Portal

Portal1: Codeforces

Portal2: Luogu

Description

In mathematical terms, the sequence $F_n$ of Fibonacci numbers is defined by the recurrence relation

$$F_1 = 1; F_2 = 1; F_n = F_n - 1 + F_n - 2 (n > 2)$$

DZY loves Fibonacci numbers very much. Today DZY gives you an array consisting of $n$ integers: $a1, a2, \cdots , an$. Moreover, there are $m$ queries, each query has one of the two types:

1. Format of the query “1 l r“. In reply to the query, you need to add $F_i - l + 1$ to each element ai, where $l \le i \le r$.

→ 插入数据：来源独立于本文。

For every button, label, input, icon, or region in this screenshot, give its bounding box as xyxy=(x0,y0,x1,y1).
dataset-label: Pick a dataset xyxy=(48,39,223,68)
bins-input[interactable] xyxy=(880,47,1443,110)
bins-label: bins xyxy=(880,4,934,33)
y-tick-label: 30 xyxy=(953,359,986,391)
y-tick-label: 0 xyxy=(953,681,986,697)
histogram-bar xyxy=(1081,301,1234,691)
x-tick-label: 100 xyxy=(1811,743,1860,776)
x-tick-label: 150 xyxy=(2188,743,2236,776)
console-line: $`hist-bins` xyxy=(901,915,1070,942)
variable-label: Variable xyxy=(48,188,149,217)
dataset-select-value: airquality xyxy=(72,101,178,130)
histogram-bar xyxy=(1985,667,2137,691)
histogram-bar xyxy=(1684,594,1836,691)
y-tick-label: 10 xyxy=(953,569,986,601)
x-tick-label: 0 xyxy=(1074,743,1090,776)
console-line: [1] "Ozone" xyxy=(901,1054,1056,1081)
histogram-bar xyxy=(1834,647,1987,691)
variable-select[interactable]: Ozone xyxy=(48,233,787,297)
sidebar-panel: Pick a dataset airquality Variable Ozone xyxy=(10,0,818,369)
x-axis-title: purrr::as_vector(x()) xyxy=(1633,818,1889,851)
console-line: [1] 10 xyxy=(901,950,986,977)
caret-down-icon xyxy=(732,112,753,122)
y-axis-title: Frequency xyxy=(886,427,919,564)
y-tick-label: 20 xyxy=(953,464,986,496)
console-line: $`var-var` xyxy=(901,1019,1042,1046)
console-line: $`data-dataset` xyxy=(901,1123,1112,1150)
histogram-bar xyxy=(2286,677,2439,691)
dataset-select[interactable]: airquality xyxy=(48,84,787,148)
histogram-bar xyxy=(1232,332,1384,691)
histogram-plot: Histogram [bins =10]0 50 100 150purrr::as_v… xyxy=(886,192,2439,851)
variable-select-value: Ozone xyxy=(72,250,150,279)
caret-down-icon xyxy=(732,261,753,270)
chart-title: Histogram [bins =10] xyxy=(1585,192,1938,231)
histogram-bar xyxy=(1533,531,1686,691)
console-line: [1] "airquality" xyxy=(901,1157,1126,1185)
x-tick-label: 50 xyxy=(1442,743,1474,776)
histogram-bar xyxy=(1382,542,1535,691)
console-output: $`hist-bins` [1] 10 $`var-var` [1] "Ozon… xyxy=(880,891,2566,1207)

2. Format of the query “2 l r“. In reply to the query you should output the value of modulo $1000000009 (10^9 + 9)$.

Help DZY reply to all the queries.

Input

The first line of the input contains two integers $n$ and $m (1 \le n, m \le 300000)$. The second line contains $n$ integers $a_1, a_2, \cdots , a_n (1 \le ai \le 10^9)$ — initial array $a$ .

Then, $m$ lines follow. A single line describes a single query in the format given in the statement. It is guaranteed that for each query inequality $1 \le l \le r \le n$ holds.

Output

For each query of the second type, print the value of the sum on a single line.

Sample Input

4 4
1 2 3 4
1 1 4
2 1 4
1 2 4
2 1 3

Sample Output

17
12

Sample Explain

After the first query, $a = [2, 3, 5, 7]$.

For the second query, $sum = 2 + 3 + 5 + 7 = 17$.

After the third query, $a = [2, 4, 6, 9]$.

For the fourth query, $sum = 2 + 4 + 6 = 12$.

Description in Chinese

题目让我们求给你一个序列，支持区间加Fibonacci数列前r - l + 1项和查询区间和。

Solution

一些约定：把斐波那契数列的前两个数$F_1 = 1, F_2 = 1$换成另两个数，仍满足$F_n = F_{n - 1} + F_{n - 2}(n > 2)$的数列称为广义斐波那契数列。

Fibonacci数列有一些性质：

性质$1$. $F_n = (\sum^{n - 2}_{i = 1}{F_i}) + F_2(n > 2)$；

证明如下：

首先将前几项Fibonacci数列展开。

F(1) = 1
F(2) = 1
F(3) = F(1) + F(2)
F(4) = F(2) + F(3) = F(2) + F(1) + F(2)
F(5) = F(3) + F(4) = F(3) + F(2) + F(1) + F(2)
F(6) = F(4) + F(5) = F(4) + F(3) + F(2) + F(1) + F(2)
......

在$F_n = F_{n - 1} + F_{n - 2}$中，我们可以把$F_{n - 1}$按式子展开，可得$F_n = \sum^{n - 3}_{i = 1}{F_i} + F_2 + F_{n - 2}$，即$F_n = (\sum^{n - 2}_{i = 1}{F_i}) + F_2(n > 2)$，跟原式一模一样，故原式正确性得证。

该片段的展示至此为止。